Якоб в сомнениях — остаться? Или уйти? Или всё же остаться?
— Господь видит. Что бессильным мира сего нужно помогать. И помогает.
Агата поднимает на мечущегося лекаря глаза.
— Вашими руками помогает господь.
Смотрит, не отводя взгляд.
— И кто сказал, что вам придется грешить? Говорите святую правду. Что нога одна онемела навсегда, другую лечите. Что гортань от пожара повреждена, и прежний голос исчез. Что лечите ожог. Долго лечите. И лечить еще долго. Разве лечить грех?
Якоб стучит костяшками пальцев по столу. Пусть стучит. Лишь бы не ушел. Лишь бы сказал членам Гильдии всё, что нужно.
И лишь бы из горла ничего лишнего не вылетело.
Лишь бы из обожженного горла калеки не вылетело ничего…

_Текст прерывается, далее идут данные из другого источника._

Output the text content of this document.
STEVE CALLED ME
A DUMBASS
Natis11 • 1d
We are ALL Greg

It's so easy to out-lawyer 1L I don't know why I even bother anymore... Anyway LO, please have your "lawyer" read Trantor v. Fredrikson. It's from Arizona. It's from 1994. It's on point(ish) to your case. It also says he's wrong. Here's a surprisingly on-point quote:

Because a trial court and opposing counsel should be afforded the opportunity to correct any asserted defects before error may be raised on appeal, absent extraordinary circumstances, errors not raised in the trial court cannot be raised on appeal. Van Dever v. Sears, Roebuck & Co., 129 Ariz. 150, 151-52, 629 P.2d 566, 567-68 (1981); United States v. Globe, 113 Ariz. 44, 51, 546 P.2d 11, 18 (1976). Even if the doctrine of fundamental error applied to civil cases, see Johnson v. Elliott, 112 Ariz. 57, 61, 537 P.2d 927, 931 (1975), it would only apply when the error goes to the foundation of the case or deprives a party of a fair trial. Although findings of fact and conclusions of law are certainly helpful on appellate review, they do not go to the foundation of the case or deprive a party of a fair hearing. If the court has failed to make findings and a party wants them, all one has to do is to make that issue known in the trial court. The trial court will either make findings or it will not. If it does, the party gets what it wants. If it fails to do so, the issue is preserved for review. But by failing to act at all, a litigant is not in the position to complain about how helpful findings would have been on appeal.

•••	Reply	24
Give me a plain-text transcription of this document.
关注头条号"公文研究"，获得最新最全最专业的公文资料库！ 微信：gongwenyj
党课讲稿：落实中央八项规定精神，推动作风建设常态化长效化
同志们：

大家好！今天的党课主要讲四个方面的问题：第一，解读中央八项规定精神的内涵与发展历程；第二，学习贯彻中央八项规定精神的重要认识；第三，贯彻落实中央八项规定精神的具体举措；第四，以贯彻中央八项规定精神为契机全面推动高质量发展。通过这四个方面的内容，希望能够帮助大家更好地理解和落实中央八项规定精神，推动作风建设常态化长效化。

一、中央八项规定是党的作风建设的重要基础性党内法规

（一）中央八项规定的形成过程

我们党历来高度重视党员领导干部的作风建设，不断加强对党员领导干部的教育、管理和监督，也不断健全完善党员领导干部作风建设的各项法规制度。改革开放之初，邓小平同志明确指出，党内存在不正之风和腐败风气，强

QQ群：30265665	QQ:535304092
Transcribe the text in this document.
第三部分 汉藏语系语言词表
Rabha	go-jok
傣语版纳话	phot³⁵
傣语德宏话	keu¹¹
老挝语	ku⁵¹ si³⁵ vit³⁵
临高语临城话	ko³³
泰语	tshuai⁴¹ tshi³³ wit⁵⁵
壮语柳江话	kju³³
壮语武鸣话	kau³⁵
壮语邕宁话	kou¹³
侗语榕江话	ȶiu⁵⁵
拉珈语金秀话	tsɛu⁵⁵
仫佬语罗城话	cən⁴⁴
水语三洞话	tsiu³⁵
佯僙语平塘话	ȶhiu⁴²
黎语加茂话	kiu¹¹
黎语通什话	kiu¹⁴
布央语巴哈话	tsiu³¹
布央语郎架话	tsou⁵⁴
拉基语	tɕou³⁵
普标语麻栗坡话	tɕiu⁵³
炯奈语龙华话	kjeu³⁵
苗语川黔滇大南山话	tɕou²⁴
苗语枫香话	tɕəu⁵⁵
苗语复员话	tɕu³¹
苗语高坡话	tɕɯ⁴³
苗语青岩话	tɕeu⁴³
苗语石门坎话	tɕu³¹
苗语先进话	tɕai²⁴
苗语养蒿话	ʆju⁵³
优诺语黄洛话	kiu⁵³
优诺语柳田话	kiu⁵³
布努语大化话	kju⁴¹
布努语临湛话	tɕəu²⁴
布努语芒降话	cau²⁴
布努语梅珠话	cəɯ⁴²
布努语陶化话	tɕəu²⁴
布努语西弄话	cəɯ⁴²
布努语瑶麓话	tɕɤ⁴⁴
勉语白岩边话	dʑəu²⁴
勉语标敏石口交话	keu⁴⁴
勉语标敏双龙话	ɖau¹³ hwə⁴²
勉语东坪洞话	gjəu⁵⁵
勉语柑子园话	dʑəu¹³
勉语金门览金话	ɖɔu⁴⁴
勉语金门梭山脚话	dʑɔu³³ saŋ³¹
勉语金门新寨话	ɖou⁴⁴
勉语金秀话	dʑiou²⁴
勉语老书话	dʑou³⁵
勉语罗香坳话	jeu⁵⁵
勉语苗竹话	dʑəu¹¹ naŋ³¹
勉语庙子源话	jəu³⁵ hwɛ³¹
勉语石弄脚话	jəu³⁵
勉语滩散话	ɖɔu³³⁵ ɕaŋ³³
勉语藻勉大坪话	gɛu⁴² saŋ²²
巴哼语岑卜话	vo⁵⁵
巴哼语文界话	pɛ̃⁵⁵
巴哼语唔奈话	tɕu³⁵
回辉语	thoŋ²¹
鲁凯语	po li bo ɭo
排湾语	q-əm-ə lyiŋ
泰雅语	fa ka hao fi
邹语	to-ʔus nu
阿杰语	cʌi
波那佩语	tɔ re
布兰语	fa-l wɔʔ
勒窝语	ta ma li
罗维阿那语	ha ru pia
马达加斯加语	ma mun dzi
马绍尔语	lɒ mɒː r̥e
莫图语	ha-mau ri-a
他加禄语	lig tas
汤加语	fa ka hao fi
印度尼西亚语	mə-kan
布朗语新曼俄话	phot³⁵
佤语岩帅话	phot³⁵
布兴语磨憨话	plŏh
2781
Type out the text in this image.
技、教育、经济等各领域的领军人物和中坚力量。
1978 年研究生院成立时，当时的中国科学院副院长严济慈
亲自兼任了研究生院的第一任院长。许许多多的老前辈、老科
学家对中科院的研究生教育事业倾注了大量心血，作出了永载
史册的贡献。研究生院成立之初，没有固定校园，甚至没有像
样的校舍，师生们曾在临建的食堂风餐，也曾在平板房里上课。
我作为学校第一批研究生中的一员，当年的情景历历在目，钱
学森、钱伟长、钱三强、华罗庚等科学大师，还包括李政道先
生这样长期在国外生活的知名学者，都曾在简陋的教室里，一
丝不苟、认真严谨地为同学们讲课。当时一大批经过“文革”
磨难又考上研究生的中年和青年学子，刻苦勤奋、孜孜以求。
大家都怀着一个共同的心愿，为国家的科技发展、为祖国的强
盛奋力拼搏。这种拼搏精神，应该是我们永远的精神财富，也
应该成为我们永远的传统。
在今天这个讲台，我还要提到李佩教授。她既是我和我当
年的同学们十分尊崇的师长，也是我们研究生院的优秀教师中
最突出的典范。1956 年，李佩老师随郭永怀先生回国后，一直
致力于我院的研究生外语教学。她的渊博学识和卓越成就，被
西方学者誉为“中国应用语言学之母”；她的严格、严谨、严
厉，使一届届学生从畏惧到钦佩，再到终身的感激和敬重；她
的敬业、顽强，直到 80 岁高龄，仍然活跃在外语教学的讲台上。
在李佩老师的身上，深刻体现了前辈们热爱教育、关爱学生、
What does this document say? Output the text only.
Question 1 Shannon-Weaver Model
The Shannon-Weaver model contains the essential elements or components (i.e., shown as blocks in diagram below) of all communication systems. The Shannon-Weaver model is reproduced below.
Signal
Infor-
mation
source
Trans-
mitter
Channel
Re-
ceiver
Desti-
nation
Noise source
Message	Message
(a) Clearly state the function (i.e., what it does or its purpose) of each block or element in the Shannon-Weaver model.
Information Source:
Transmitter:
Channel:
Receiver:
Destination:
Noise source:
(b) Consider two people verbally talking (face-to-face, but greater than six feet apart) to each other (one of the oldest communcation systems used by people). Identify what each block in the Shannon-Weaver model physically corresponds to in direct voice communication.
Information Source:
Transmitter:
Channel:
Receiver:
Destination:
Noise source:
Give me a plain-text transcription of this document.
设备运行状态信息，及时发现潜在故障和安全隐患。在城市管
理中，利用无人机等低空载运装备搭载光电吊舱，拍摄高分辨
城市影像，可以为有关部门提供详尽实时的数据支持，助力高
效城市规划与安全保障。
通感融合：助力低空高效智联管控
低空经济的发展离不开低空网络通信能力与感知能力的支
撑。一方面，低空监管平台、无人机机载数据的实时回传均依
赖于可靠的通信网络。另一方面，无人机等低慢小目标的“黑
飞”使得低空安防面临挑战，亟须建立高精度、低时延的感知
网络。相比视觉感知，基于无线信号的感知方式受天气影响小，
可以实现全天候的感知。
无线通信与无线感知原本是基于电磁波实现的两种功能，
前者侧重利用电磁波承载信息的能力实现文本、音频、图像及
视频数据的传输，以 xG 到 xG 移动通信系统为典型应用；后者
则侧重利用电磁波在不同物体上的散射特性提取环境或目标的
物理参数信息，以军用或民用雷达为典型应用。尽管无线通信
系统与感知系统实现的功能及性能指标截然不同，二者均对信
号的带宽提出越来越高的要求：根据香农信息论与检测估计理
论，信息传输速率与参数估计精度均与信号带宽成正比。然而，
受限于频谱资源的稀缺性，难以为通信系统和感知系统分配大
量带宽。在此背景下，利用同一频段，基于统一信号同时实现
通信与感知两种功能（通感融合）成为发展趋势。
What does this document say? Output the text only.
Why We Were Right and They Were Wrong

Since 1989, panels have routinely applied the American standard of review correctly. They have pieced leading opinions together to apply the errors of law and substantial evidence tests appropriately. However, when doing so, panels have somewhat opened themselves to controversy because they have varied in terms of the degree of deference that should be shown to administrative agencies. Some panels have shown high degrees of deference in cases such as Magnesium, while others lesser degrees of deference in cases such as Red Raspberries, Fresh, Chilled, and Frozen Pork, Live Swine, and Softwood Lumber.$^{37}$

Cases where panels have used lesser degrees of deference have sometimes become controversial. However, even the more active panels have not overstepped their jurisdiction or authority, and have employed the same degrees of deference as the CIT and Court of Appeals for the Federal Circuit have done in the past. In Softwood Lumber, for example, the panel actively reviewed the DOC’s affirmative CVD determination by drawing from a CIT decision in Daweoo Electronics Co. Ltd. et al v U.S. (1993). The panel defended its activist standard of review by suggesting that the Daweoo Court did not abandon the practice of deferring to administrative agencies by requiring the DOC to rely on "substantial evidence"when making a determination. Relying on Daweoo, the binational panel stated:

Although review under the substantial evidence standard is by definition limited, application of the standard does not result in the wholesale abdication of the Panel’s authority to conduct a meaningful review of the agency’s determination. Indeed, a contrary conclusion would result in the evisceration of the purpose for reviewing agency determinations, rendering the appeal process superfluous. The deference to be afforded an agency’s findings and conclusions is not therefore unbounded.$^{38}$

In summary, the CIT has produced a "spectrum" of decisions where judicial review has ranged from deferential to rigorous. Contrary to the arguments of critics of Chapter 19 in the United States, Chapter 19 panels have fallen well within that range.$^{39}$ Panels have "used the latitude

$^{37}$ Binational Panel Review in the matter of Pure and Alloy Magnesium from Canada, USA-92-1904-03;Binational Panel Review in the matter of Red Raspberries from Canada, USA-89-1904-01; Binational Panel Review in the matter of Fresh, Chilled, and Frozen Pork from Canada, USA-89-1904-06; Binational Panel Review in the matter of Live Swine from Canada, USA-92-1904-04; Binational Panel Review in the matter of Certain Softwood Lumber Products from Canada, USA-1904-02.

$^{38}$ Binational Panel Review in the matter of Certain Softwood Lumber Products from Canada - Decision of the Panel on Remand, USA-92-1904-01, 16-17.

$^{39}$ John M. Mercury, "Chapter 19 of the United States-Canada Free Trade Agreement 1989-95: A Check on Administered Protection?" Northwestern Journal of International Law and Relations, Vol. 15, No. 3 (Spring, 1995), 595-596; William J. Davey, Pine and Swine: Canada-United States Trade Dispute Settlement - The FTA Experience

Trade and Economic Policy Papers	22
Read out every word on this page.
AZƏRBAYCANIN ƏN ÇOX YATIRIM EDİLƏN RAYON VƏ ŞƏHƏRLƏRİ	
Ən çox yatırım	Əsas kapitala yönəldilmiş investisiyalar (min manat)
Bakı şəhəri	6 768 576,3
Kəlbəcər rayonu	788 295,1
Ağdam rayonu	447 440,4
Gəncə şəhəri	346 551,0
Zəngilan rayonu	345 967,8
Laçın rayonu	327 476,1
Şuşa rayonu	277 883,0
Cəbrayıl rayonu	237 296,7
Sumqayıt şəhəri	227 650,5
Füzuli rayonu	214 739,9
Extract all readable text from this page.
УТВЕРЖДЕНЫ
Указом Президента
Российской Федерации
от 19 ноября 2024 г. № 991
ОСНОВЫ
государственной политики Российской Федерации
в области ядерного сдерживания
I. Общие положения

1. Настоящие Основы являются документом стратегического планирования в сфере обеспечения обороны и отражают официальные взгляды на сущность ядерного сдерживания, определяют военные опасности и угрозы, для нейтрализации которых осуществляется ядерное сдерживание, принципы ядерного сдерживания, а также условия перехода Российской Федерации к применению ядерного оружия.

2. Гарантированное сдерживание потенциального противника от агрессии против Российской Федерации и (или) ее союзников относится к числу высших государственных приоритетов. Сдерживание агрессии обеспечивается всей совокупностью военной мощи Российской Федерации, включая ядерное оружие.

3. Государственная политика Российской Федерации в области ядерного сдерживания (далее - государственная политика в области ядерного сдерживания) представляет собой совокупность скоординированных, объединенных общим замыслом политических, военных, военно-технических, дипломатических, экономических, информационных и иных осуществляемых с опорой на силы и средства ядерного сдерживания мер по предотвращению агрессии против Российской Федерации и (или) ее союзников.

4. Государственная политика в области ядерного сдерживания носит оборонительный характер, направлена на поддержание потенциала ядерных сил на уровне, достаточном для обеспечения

Некуда бежать Савва Севастополь. 1920 год. Апрель — сентябрь
Однообразная странная жизнь.
День за днем, неделя за неделей, месяц за месяцем.
Ни книг, ни картин, ни музыки, ни бабочек, кроме уже собранных в альбомах — в горы поехать не на чем. Чужая жизнь. Или своя? Другой теперь не будет, если власть не переменится. А если переменится, какая будет?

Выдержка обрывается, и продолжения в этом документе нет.